Anyway, in one of my classes we have to do a group project. So the other night we get into our groups for the first time & basically all we have to do is the "get to know each other" racket. So there are six of us, & one happens to be this mildly attractive chick, who is also pretty intelligent (is working on her masters, not that that means much). She's actually borderline snotty. You know the, "Well, I have a degree & you don't," shtick. There's a small hint of this, but it's not full-fledged. Anyway, the teacher gave each group a list of icebreakers, as it were, & we all went through them - "My name's Cory & i'm originally from Tiffin, OH... history major, secondary ed... my favorite movie is... blah, blah, blah." After everyone has done this we were wrapping up the meeting & getting ready to leave when i started fidgeting with my ring. This attractive/smart/almost full of herself (i'd say about 72% full of herself) chick notices, & i notice her notice & say something like, "Oh, it's new; i'm not really used to wearing a ring." So she gives me the, "Oh, you're a newlywed... blah, blah... I don't really care, but I'm stuck in this situation & will be more comfortable pretending to listen to your sad-ass life story then just ignore you & walk away," kinda thing. So sensing this bullshit serum coming at me, i pounce. This is, although not verbatim, basically what i tell her:
Actually no... it's kind of a long story. This was actually my father's wedding ring. You see, i was always very close to my mother, i loved her very much... but i hated my father. He mistreated my mother, cheated on her, mentally abused her, etc. And even though my mom knew all this, she couldn't bring herself to leave him. I butted heads with my father constantly, & with so much shit that he did wrong, i chose the simple fact that he rarely wore his wedding ring as the major clash with him. I was always telling him he should never take it off & that he should use it as a reminder of the wonderful woman he has for a wife.

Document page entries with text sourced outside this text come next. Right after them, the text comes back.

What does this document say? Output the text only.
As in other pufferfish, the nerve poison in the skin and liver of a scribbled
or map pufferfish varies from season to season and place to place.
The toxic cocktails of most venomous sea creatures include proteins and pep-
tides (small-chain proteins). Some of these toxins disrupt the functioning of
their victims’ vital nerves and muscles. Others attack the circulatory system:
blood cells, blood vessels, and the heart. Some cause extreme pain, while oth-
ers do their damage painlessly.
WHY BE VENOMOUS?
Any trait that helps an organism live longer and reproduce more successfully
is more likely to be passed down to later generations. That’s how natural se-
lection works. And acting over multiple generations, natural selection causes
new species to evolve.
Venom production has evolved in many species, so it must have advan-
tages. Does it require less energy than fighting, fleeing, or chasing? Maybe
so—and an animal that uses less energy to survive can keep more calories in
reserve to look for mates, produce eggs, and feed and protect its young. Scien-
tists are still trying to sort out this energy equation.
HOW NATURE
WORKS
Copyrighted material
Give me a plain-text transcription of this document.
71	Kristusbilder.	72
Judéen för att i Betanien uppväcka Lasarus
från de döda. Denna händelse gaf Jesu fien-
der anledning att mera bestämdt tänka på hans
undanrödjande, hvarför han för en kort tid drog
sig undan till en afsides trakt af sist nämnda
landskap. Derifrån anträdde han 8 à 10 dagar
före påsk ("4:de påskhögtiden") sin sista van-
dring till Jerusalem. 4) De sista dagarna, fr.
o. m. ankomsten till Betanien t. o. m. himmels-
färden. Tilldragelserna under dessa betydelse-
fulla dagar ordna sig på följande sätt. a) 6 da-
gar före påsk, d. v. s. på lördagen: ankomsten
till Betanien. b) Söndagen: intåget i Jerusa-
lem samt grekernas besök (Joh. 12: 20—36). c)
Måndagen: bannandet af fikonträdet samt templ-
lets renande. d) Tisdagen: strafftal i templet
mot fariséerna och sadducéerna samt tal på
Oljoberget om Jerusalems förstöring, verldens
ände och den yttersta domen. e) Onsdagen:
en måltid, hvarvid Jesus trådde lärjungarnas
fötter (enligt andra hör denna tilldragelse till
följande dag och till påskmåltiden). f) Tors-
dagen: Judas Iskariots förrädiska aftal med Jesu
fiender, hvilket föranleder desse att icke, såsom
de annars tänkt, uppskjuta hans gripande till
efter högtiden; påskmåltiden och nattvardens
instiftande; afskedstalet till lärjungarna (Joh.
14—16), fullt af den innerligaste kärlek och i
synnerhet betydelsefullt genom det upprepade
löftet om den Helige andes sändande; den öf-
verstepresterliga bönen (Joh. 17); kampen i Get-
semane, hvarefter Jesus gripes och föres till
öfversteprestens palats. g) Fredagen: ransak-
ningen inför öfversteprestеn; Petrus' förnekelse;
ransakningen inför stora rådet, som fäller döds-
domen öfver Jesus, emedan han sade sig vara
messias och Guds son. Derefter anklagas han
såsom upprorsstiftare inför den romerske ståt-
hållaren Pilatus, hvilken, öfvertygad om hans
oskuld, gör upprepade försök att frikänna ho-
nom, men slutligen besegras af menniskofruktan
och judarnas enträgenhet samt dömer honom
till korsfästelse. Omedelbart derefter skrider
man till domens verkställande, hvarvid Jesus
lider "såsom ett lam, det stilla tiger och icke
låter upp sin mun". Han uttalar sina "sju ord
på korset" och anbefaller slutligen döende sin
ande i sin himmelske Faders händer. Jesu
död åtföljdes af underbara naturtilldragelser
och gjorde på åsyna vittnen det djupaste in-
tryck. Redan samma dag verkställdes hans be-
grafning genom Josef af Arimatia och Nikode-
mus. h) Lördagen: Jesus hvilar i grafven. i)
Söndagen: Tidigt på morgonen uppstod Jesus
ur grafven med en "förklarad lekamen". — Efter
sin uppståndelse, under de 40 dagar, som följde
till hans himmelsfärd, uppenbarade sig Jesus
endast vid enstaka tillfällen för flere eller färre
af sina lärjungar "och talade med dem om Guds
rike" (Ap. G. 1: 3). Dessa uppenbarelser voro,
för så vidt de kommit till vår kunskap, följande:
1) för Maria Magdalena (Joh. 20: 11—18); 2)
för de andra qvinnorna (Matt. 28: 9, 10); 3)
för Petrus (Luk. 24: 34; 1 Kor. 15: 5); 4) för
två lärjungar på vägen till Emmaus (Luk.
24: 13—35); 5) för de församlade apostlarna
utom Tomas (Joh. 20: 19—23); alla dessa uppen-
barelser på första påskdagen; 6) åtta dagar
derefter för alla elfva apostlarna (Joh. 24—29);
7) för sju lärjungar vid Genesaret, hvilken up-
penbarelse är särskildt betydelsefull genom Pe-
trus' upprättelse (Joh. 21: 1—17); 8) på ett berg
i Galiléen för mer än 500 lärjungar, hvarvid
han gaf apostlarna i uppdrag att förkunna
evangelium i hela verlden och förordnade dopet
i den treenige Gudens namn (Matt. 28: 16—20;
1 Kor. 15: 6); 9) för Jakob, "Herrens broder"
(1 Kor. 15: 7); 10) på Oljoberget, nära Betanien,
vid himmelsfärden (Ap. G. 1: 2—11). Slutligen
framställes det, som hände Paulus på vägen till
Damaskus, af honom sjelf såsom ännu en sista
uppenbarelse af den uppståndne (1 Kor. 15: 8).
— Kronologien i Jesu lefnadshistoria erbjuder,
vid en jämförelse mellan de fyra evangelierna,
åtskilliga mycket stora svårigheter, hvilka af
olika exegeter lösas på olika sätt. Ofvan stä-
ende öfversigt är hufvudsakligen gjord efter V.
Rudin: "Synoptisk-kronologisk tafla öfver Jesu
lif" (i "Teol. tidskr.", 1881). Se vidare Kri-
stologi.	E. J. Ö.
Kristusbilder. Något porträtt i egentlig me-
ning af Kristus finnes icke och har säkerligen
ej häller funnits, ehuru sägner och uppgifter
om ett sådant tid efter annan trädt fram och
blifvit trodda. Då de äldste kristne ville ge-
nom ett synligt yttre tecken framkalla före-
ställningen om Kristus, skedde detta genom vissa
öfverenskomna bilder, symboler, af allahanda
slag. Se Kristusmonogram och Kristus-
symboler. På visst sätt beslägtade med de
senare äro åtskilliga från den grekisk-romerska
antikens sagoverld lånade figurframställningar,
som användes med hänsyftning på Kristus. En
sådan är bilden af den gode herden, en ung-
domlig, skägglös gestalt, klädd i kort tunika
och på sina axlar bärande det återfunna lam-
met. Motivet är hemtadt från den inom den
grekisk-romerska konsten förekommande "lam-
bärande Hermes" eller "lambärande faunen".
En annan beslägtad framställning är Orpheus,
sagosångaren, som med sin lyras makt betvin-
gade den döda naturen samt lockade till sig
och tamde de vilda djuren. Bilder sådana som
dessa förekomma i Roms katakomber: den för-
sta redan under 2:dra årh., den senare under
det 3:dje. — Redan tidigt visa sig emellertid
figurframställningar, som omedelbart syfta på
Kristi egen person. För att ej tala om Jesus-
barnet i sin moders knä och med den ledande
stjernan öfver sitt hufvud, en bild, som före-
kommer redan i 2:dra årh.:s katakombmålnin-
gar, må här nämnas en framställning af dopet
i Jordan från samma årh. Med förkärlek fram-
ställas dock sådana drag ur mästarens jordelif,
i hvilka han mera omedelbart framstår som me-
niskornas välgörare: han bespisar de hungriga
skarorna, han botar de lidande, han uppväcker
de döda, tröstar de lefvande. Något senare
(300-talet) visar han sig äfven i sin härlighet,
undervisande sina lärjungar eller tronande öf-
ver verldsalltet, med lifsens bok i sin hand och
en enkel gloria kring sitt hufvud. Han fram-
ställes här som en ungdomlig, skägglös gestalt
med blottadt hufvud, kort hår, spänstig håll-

So now she's interested, especially since i'm laying on the dramatics heavily. Everyone else in the group is listening now, also, but i'm staring right at the chick. I continue:
Anyway, back in July, my father's business was having a get together with some of the executives (i don't think i mentioned what he did). My mother refused to go, but my dad yelled at her & insisted he needed his wife there & that they needed to look like a happy couple, so that everyone at work would think that he was a normal, All-American guy, or whatever. After verbally berating her, my dad finally got my mother to go. And it just so happened that he forgot to wear his wedding ring. Well, they get into a car accident & they're both killed (i'm paraphrasing now, i made it more dramatic).
Of course, now she's doing the "hand on the chest, oh my god" reaction. Then i hit her with the money shot:
So after the funeral i put his ring on as a reminder of the wonderful & caring & beautiful (blah, blah, blah... puke, puke, puke...) person that my mother was. I vowed then that i would wear it until the day that i meet someone that wonderful. So that's why i'm wearing this ring.
She's almost in tears at this point, & she says, "Oh my god, really?"
And i say, "No... i'm just kidding... i got married in August."
And with that i do a Costanza &, realizing victory, i march straight out of the room without even waiting for a reply. It felt great to mold someone like putty & then throw them against the wall with no warning (i'm not sure if that metaphor {simile?} makes sense, but screw). I'm not really looking forward to the next group meeting... or maybe i am, cos i know she'll have to act like nothing happened, cos if she made a big deal about it, she'd be admitting that someone without a degree actually had her going, which i did, of course.